Patrick Chan Deserved Fourth Place Did Not Deserve To Win World Figure Skating Championships.
Okay, I guess I am going to be a bad Canadian and be honest, Patrick Chan did not deserve to win his third straight World Figure Skating Championships. The reason Chan won is due to his reputation as a top skater, Canadian nationalism, and of course dirty figure skating politics. I don’t like Patrick Chan, there I said it! I find Chan’s attitude to be extremely arrogant and he just comes across as someone with a lot of entitlement. Chan actually told the press he “deserved to win”. Nobody “deserves” to win, you either win because you are the best or you don’t. Patrick Chan deserved to be off the podium but of course this did not happen.

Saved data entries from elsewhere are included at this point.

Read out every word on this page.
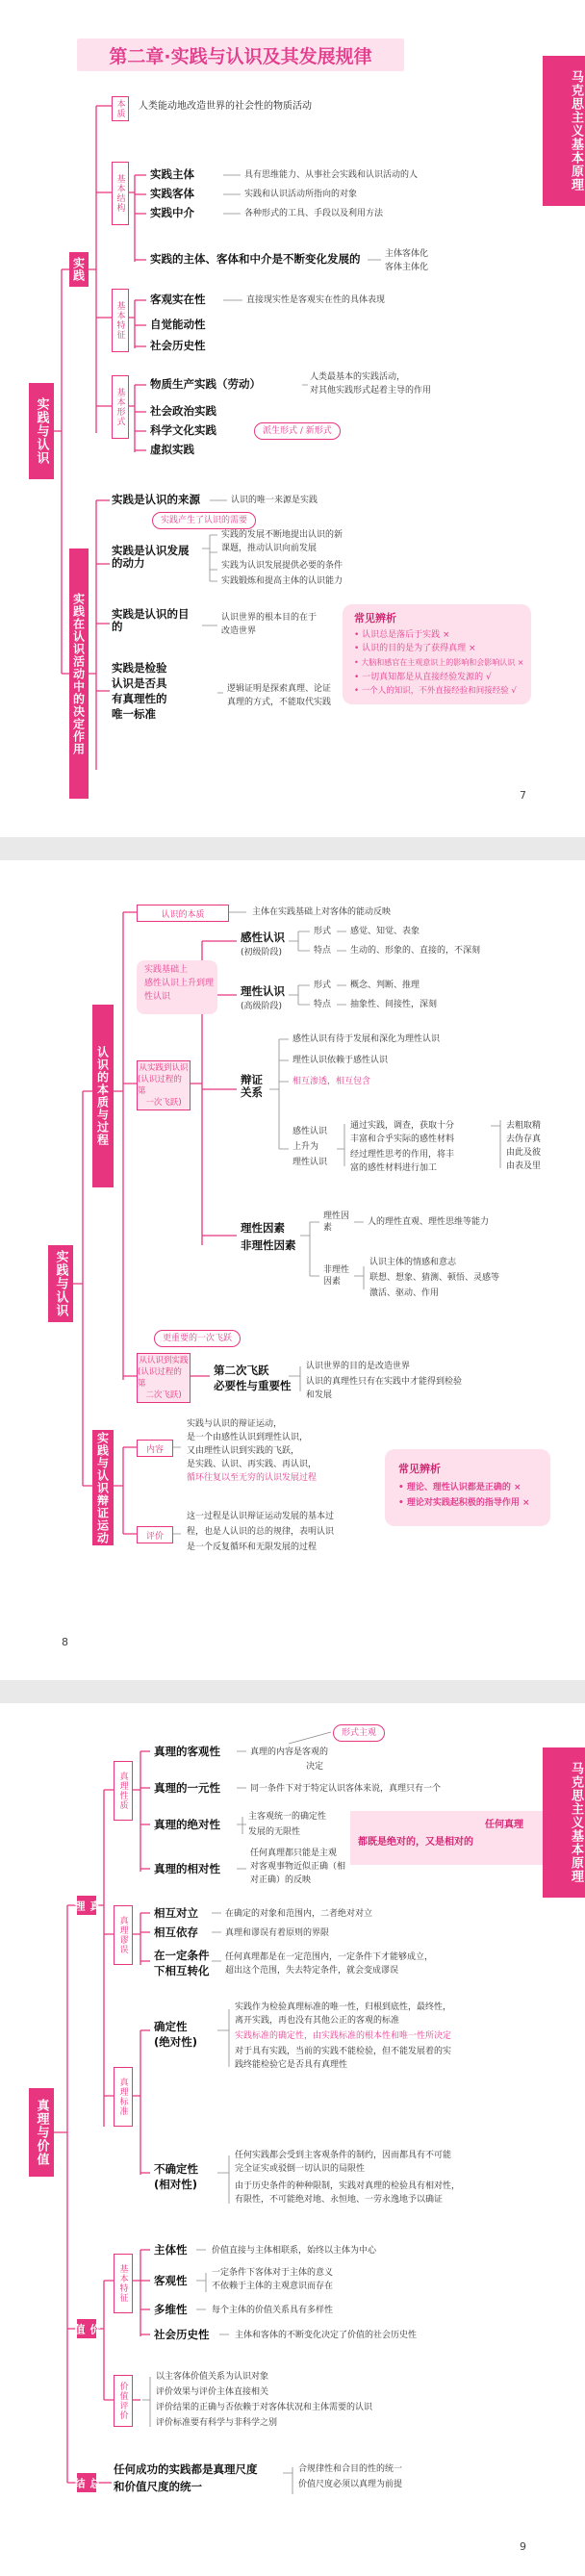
第二章·实践与认识及其发展规律
马克思主义基本原理
实践与认识
实践
实践在认识活动中的决定作用
本质 人类能动地改造世界的社会性的物质活动
基本结构 实践主体	具有思维能力、从事社会实践和认识活动的人
实践客体	实践和认识活动所指向的对象
实践中介	各种形式的工具、手段以及利用方法
实践的主体、客体和中介是不断变化发展的	主体客体化
客体主体化
基本特征
客观实在性	直接现实性是客观实在性的具体表现
自觉能动性
社会历史性
基本形式
物质生产实践（劳动）	人类最基本的实践活动，
对其他实践形式起着主导的作用
社会政治实践
科学文化实践	派生形式 / 新形式
虚拟实践
实践是认识的来源	认识的唯一来源是实践
实践产生了认识的需要
实践是认识发展的动力
实践的发展不断地提出认识的新
课题，推动认识向前发展
实践为认识发展提供必要的条件
实践锻炼和提高主体的认识能力
实践是认识的目的
认识世界的根本目的在于
改造世界
实践是检验
认识是否具
有真理性的
唯一标准
逻辑证明是探索真理、论证
真理的方式，不能取代实践
常见辨析
• 认识总是落后于实践 ×
• 认识的目的是为了获得真理 ×
• 大脑和感官在主观意识上的影响和会影响认识 ×
• 一切真知都是从直接经验发源的 √
• 一个人的知识，不外直接经验和间接经验 √
7
实践与认识
认识的本质与过程
实践与认识辩证运动
认识的本质	主体在实践基础上对客体的能动反映
实践基础上
感性认识上升到理
性认识
从实践到认识
(认识过程的第
一次飞跃)
感性认识
(初级阶段)
形式
特点
感觉、知觉、表象
生动的、形象的、直接的，不深刻
理性认识
(高级阶段)
形式
特点
概念、判断、推理
抽象性、间接性，深刻
辩证关系
感性认识有待于发展和深化为理性认识
理性认识依赖于感性认识
相互渗透，相互包含
感性认识
上升为
理性认识
通过实践，调查，获取十分
丰富和合乎实际的感性材料
经过理性思考的作用，将丰
富的感性材料进行加工
去粗取精
去伪存真
由此及彼
由表及里
理性因素
非理性因素
理性因素
人的理性直观、理性思维等能力
非理性因素
认识主体的情感和意志
联想、想象、猜测、顿悟、灵感等
激活、驱动、作用
更重要的一次飞跃
从认识到实践
(认识过程的第
二次飞跃)
第二次飞跃
必要性与重要性
认识世界的目的是改造世界
认识的真理性只有在实践中才能得到检验
和发展
内容
实践与认识的辩证运动，
是一个由感性认识到理性认识，
又由理性认识到实践的飞跃，
是实践、认识、再实践、再认识，
循环往复以至无穷的认识发展过程
评价
这一过程是认识辩证运动发展的基本过
程，也是人认识的总的规律，表明认识
是一个反复循环和无限发展的过程
常见辨析
• 理论、理性认识都是正确的 ×
• 理论对实践起积极的指导作用 ×
8
马克思主义基本原理
真理与价值
真理
价值
总结
真理性质
真理的客观性	真理的内容是客观的
形式主观
决定
真理的一元性	同一条件下对于特定认识客体来说，真理只有一个
真理的绝对性
主客观统一的确定性
发展的无限性
真理的相对性
任何真理都只能是主观
对客观事物近似正确（相
对正确）的反映
任何真理
都既是绝对的，又是相对的
真理谬误
相互对立	在确定的对象和范围内，二者绝对对立
相互依存	真理和谬误有着原则的界限
在一定条件
下相互转化
任何真理都是在一定范围内，一定条件下才能够成立，
超出这个范围，失去特定条件，就会变成谬误
真理标准
确定性
(绝对性)
实践作为检验真理标准的唯一性，归根到底性，最终性，
离开实践，再也没有其他公正的客观的标准
实践标准的确定性，由实践标准的根本性和唯一性所决定
对于具有实践，当前的实践不能检验，但不能发展着的实
践终能检验它是否具有真理性
不确定性
(相对性)
任何实践都会受到主客观条件的制约，因而都具有不可能
完全证实或驳倒一切认识的局限性
由于历史条件的种种限制，实践对真理的检验具有相对性，
有限性，不可能绝对地、永恒地、一劳永逸地予以确证
基本特征
主体性	价值直接与主体相联系，始终以主体为中心
客观性
一定条件下客体对于主体的意义
不依赖于主体的主观意识而存在
多维性	每个主体的价值关系具有多样性
社会历史性	主体和客体的不断变化决定了价值的社会历史性
价值评价
以主客体价值关系为认识对象
评价效果与评价主体直接相关
评价结果的正确与否依赖于对客体状况和主体需要的认识
评价标准要有科学与非科学之别
任何成功的实践都是真理尺度
和价值尺度的统一
合规律性和合目的性的统一
价值尺度必须以真理为前提
9
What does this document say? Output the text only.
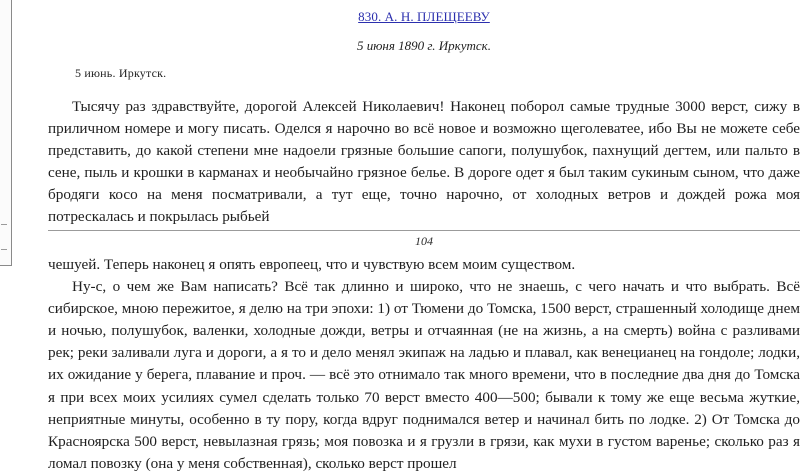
830. А. Н. ПЛЕЩЕЕВУ
5 июня 1890 г. Иркутск.
5 июнь. Иркутск.

Тысячу раз здравствуйте, дорогой Алексей Николаевич! Наконец поборол самые трудные 3000 верст, сижу в приличном номере и могу писать. Оделся я нарочно во всё новое и возможно щеголеватее, ибо Вы не можете себе представить, до какой степени мне надоели грязные большие сапоги, полушубок, пахнущий дегтем, или пальто в сене, пыль и крошки в карманах и необычайно грязное белье. В дороге одет я был таким сукиным сыном, что даже бродяги косо на меня посматривали, а тут еще, точно нарочно, от холодных ветров и дождей рожа моя потрескалась и покрылась рыбьей

104

чешуей. Теперь наконец я опять европеец, что и чувствую всем моим существом.

Ну-с, о чем же Вам написать? Всё так длинно и широко, что не знаешь, с чего начать и что выбрать. Всё сибирское, мною пережитое, я делю на три эпохи: 1) от Тюмени до Томска, 1500 верст, страшенный холодище днем и ночью, полушубок, валенки, холодные дожди, ветры и отчаянная (не на жизнь, а на смерть) война с разливами рек; реки заливали луга и дороги, а я то и дело менял экипаж на ладью и плавал, как венецианец на гондоле; лодки, их ожидание у берега, плавание и проч. — всё это отнимало так много времени, что в последние два дня до Томска я при всех моих усилиях сумел сделать только 70 верст вместо 400—500; бывали к тому же еще весьма жуткие, неприятные минуты, особенно в ту пору, когда вдруг поднимался ветер и начинал бить по лодке. 2) От Томска до Красноярска 500 верст, невылазная грязь; моя повозка и я грузли в грязи, как мухи в густом варенье; сколько раз я ломал повозку (она у меня собственная), сколько верст прошел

Chan’s free skate was sloppy, the guy fell multiple times. However, since Chan’s short program score was so inflated by the judges he was ensured a victory. What is the point watching men’s figure skating if poor skating can win the gold medal? The poor judging is a joke, and of course the Canadian media aren’t going to be critical of Chan’s victory. After all, a Canadian won a title at the World Figure Skating Championships in Canada so the Canadian press is happy. The nationalism is ugly, because the best skater did not win.
The World Figure Skating Championships took place in London Ontario, did anyone honestly believe Patrick Chan wasn’t going to win? Sure, Chan is a top elite male skater, but the judges knew if he didn’t win the Canadian media would have a field day.
If Chan did not win, the Canadian press would be attacking the judges saying they are biased against Chan. However, I thought Patrick Chan should not have won a medal I would have put him in fourth place. I thought Dennis Tan deserved the gold but since he’s unknown the judges aren’t going to let him win. I also believe Javier Fernandez deserved higher than third place.
Am I bad Canadian for admitting how I feel about Chan? One of the reasons I tuned out of figure skating is due to the subjective judging. Since figure skating judging is subjective, it means personal biases, prejudices, and politics are involved. I prefer sports like tennis, or golf, or even basketball which aren’t subjective there is a winner and a loser there is no in between. In figure skating, often a skater wins a competition due to reputation, or his or her’s physical appearance, or something superficial such as the skater’s clothing or choice of music.
The figure skating world is also surprisingly enough, very homophobic, and I think Patrick Chan is being held up by the powerful forces within the skating community because he is heterosexual. There is a stereotype which exists that all male figure skaters are gay. Of course, this is not true, plenty of male skaters are straight such as Elvis Stojko. However, there are gay figure skaters like Johnny Weir, Brian Orser, Brian Boitano.
The figure skating elite, believe homosexual male skaters tarnish the sport and make the men’s figure skating look queer. Remember, the 2010 Olympics in Vancouver, when Johnny Weir placed sixth despite a decent short and long program. Many observers thought, Weir’s scores were down graded because he is gay.
In this case, Patrick Chan’s scores were inflated because he’s heterosexual and Chan helps promote the figure skating world’s image to the media and public that a straight man can dominate the sport.
Former world figure skating champion Todd Eldredge is correct, Patrick Chan did not deserve to win the men’s title at the World Figure Skating Championships. However, since the World Championships took place in Canada, and Patrick Chan is a Canadian I am not surprised he won. I watched Chan’s performance and it was horrible. Chan fell multiple times, and yet he still won the competition. What does this say about figure skating? It seems the more things change the more they stay the same which is sad. The judges are human beings they have their own prejudices, biases, and also are fearful of the media. Patrick Chan knew he was going to win but his victory is a disgrace to figure skating and a hollow win.